I haven't told my work or even many people in my life about my WLS and I'm so glad I didn't. My achilles heel is the weight I've struggled with since I was 8 years old...in the last 10 years it has gotten out of control. Thanks to the Lap Band and my recent thyroid removal, I feel like I'm addressing the issue...
Now about the Fat Attack. Today I was talking to my sister...she is a good sister, an attorney, a mom...I was disagreeing with her on something and suddenly it came out, an attack to my jungular..."No one's perfect, like look at you...YOU NEED TO LOSE at least 85 lbs and are by no means perfect!!!!". She knew weight is the thing that makes me feel the most vulnerable and ashamed and that her comment would shut me down. Being a trial attorney, the execution was excellent and sucker punched me. Ironically, she is not thin...she has gained 40 lbs since getting married but she has positive body dysmorphia; she feels much thinner than she is. OK but the moral of the story is that this sucker punch validated my reasons for having surgery so that I could address my weight issues and get rid of this Achilles Heel once and for all. I want to feel healthy and strong; but from a human level I don't want to be vulnerable to these attacks. I know I'm a grown up and have a great life and these things should not get to me, but they do.

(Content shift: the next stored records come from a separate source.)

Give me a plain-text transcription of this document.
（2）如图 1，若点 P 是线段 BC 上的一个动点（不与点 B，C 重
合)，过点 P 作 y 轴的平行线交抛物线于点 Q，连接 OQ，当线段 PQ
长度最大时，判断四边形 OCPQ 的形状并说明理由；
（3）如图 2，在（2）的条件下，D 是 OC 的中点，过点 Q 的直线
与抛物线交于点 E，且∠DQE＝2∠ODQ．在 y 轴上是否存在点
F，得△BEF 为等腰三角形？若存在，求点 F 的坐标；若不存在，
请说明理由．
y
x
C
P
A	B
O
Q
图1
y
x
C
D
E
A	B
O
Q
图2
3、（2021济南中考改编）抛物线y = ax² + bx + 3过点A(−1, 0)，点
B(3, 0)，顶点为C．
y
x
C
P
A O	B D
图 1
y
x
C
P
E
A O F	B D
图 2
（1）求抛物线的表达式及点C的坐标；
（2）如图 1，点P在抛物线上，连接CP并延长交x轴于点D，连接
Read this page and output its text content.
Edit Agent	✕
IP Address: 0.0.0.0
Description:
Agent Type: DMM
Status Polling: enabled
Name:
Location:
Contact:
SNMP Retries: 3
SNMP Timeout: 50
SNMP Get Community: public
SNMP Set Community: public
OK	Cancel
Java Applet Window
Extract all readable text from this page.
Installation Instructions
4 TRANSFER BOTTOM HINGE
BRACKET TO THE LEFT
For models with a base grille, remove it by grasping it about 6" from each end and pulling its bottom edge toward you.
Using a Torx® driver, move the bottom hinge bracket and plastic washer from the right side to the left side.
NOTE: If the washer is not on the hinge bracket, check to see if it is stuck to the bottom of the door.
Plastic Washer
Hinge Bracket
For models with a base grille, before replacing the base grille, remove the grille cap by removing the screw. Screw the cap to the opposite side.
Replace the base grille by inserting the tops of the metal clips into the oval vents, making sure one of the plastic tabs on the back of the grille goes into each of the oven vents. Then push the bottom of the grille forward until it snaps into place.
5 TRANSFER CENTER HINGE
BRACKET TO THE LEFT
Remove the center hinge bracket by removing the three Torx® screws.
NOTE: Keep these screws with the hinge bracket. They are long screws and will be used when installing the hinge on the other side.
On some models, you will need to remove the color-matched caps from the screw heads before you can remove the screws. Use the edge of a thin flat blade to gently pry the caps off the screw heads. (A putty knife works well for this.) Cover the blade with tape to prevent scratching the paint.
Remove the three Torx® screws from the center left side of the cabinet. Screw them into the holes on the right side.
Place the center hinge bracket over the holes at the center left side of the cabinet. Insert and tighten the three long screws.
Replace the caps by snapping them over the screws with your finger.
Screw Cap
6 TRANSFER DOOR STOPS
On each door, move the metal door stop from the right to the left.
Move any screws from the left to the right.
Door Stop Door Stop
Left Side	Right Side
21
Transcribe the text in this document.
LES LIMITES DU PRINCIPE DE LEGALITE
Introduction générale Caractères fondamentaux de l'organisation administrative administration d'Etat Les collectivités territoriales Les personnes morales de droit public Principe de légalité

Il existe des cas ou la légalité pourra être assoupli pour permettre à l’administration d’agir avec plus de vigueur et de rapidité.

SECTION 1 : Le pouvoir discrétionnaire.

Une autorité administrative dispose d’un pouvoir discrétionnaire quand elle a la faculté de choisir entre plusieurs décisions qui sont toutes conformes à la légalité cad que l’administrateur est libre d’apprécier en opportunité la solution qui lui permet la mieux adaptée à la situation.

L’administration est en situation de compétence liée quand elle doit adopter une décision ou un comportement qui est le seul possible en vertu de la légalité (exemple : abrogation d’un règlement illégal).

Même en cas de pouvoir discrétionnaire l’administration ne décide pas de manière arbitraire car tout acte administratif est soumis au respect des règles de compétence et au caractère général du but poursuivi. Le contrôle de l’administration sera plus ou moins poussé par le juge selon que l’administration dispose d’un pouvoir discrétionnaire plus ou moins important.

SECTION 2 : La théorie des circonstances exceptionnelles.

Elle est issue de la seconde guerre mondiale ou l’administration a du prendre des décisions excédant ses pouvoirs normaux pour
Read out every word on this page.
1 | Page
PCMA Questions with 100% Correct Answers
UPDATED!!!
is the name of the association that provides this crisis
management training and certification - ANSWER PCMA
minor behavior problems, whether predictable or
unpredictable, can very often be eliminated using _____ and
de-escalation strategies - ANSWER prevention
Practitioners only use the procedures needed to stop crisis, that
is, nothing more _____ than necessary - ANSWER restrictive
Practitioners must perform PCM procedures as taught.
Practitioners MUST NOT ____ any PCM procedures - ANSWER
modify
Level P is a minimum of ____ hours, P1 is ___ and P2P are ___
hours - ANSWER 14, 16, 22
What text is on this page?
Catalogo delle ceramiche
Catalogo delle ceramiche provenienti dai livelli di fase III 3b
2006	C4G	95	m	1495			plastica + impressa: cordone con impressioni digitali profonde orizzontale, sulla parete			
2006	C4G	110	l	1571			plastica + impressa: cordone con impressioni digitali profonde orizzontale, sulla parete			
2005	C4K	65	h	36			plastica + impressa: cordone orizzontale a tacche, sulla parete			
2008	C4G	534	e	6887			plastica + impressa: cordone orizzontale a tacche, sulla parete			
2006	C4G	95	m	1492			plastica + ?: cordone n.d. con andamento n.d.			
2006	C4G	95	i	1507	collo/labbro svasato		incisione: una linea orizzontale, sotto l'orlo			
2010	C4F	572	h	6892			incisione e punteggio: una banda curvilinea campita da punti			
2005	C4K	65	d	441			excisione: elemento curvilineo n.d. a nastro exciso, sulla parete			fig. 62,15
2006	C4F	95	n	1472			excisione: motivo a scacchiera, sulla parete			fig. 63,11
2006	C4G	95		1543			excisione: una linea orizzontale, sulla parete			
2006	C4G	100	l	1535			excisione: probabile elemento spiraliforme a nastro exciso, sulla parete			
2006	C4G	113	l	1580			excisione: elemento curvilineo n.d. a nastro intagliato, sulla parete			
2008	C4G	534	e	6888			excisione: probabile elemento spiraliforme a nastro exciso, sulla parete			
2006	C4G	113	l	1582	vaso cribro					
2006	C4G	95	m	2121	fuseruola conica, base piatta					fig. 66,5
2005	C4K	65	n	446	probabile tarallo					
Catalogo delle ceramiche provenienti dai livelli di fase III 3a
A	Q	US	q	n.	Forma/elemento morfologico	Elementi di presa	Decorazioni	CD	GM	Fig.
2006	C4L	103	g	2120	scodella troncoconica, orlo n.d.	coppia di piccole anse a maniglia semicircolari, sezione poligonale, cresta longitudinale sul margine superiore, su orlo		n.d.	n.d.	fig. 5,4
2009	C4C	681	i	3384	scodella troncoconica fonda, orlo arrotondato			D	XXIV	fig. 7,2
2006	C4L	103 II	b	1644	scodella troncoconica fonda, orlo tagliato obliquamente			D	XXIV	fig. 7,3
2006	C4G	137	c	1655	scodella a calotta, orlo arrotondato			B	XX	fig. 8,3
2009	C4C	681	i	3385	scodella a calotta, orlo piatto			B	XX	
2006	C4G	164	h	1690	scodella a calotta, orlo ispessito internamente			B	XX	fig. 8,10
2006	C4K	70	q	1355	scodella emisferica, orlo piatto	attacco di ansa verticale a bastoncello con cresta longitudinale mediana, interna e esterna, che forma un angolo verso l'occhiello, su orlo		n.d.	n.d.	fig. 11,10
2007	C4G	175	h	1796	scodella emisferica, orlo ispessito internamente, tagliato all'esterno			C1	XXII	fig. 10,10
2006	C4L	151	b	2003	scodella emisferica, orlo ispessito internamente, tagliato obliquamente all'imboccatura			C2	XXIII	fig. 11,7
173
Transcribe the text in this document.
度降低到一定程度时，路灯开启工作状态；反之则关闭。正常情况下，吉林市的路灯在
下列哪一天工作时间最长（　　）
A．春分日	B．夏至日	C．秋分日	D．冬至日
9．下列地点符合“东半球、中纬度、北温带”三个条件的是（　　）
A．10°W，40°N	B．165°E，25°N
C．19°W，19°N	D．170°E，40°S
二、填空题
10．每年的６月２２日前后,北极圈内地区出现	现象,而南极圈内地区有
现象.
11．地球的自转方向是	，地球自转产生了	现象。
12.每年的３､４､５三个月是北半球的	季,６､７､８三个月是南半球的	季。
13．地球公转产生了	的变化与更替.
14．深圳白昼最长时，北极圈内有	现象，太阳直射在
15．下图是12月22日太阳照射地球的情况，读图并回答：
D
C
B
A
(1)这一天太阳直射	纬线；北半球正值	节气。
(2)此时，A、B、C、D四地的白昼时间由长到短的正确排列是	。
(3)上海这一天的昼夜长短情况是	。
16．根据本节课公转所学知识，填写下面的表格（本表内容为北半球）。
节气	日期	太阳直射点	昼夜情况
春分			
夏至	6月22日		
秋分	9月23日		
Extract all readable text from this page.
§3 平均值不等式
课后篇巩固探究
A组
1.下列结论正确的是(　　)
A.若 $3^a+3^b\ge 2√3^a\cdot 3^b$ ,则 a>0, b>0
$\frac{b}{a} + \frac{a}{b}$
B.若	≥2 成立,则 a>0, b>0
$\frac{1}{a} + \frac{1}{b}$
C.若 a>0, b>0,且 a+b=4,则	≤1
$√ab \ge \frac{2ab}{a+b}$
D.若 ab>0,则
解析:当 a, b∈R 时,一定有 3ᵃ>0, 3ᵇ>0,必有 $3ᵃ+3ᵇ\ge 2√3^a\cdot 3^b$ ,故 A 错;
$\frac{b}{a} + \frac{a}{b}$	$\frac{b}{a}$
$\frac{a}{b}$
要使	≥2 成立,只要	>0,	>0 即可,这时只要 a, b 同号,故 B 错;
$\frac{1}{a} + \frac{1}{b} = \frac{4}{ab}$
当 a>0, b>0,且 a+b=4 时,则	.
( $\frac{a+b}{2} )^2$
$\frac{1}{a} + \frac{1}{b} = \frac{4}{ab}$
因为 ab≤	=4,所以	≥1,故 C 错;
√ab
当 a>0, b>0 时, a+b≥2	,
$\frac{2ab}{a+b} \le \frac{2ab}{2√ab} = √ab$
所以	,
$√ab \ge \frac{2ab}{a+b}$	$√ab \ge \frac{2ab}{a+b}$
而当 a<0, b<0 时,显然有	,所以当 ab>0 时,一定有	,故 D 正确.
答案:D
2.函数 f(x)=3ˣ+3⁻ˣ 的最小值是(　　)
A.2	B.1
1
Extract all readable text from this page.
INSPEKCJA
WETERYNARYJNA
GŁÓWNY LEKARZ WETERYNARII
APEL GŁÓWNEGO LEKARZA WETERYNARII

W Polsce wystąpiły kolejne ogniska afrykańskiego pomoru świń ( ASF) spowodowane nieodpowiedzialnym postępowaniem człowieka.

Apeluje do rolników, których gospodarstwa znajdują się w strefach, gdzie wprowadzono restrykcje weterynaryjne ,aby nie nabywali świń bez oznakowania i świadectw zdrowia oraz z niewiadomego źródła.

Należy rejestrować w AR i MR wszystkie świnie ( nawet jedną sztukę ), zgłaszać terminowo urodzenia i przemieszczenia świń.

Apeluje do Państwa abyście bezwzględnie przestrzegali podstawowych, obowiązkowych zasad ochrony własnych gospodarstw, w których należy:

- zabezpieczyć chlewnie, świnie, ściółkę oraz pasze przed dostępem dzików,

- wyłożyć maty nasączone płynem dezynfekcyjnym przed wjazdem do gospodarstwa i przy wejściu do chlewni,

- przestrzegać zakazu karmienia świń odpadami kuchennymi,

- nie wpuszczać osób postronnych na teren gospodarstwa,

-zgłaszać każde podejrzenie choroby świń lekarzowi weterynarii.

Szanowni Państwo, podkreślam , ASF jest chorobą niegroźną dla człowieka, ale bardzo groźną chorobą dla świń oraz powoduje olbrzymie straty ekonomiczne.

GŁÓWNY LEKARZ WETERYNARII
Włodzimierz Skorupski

She hasn't seen me since my surgery since she lives across the country so I look forward to protecting myself from these attacks in the future from her and society in general because to be honest, there is a lot of fat discrimination, even from kind people. People who don't know you and people who know you hold prejudices in their minds and misjudge and misunderstand you. I want to give myself the fairest shot there is.